Datenschutz, Zeitstempel und Sperrung

Apple hat Reference Image so entworfen, dass öffentliche Betrachter keine Identität des Fotografen aus der Referenz ableiten können. Außerdem sollen sich mehrere Referenzaufnahmen nicht öffentlich demselben Sensor zuordnen lassen.

Apple kann einzelne Bilder oder Aufnahmen sperren, die mit einem kompromittierten Sensor verbunden sind. Geräte prüfen aktualisierte Sperrlisten lokal. Das ist ein zusätzlicher Kontrollmechanismus für den Fall, dass eine einzelne Aufnahme oder die Vertrauenskette eines Sensors später zurückgezogen werden muss.

Die technische Architektur ist damit stärker an den Aufnahmevorgang gebunden als ein gewöhnlicher Metadaten-Eintrag.

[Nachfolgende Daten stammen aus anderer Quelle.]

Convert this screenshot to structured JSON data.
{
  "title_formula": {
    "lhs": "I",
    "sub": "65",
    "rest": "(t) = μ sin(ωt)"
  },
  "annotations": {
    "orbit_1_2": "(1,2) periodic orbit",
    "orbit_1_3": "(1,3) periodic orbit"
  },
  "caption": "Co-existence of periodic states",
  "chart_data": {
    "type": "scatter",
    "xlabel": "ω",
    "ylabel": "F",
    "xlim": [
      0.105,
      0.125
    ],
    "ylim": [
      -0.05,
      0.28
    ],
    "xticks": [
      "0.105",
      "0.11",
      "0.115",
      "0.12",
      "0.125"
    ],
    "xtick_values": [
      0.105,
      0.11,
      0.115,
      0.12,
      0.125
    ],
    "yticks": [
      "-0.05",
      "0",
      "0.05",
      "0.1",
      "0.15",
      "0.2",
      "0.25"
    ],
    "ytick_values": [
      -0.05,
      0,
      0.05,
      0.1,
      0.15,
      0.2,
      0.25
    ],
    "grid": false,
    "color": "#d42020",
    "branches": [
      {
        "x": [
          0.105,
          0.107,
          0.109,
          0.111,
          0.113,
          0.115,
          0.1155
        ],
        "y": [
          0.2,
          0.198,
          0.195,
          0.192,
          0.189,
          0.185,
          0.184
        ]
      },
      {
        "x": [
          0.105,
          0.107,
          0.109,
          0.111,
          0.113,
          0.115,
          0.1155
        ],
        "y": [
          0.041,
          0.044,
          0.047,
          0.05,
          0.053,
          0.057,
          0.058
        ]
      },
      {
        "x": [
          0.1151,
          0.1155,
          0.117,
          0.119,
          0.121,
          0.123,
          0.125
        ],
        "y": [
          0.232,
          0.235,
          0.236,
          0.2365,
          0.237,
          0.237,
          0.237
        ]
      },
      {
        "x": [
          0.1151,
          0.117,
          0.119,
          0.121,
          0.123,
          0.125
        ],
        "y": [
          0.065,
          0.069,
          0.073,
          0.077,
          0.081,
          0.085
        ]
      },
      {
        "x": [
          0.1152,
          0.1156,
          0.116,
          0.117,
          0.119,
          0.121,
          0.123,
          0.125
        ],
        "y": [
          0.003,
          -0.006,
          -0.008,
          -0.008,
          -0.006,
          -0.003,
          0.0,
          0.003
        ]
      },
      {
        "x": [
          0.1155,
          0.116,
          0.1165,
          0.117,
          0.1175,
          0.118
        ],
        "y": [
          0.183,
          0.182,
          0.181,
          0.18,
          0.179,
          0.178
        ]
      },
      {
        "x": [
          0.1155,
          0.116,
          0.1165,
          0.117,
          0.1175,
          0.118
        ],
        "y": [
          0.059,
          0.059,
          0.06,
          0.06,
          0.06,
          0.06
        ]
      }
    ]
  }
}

Ein einfacher Metadaten-Eintrag lässt sich hinzufügen oder entfernen; Reference Image beginnt dagegen mit einer Signatur direkt am Sensor und führt sie durch die weitere Verarbeitung bis zum JPEG weiter.

Die Situation in Deutschland

Für auf dem deutschen Markt verkaufte iPhone-18-Pro-Modelle ist die Aufnahme von Reference Images zum Start nicht verfügbar, weil Deutschland zur Europäischen Union gehört. Kompatible Geräte mit iOS 27, iPadOS 27 und macOS 27 können jedoch Referenzaufnahmen entwickeln und anzeigen, die an einem anderen Ort erstellt wurden.

Die Funktion ist damit in Deutschland zunächst vor allem als Anzeige- und Vergleichssystem relevant – nicht als Aufnahmemodus auf einem lokal verkauften iPhone 18 Pro.

Wo die Garantie endet

Apple Reference Image ist am nützlichsten, wenn die konkrete Frage lautet: Stammen diese Bilddaten aus einer Aufnahme des Hauptsensors dieses iPhones, und lassen sich spätere Änderungen mit dem gesicherten Ausgangspunkt vergleichen? Darauf ist das System ausgelegt.

Für Fragen nach dem Ort, der Identität einer Person, dem tatsächlichen Ablauf eines Ereignisses oder der Richtigkeit einer Bildunterschrift braucht es weiterhin zusätzliche Informationen. Die kryptografische Referenz schützt die Herkunft bestimmter Kameradaten – sie entscheidet nicht, was außerhalb des Sensors in der Welt passiert ist.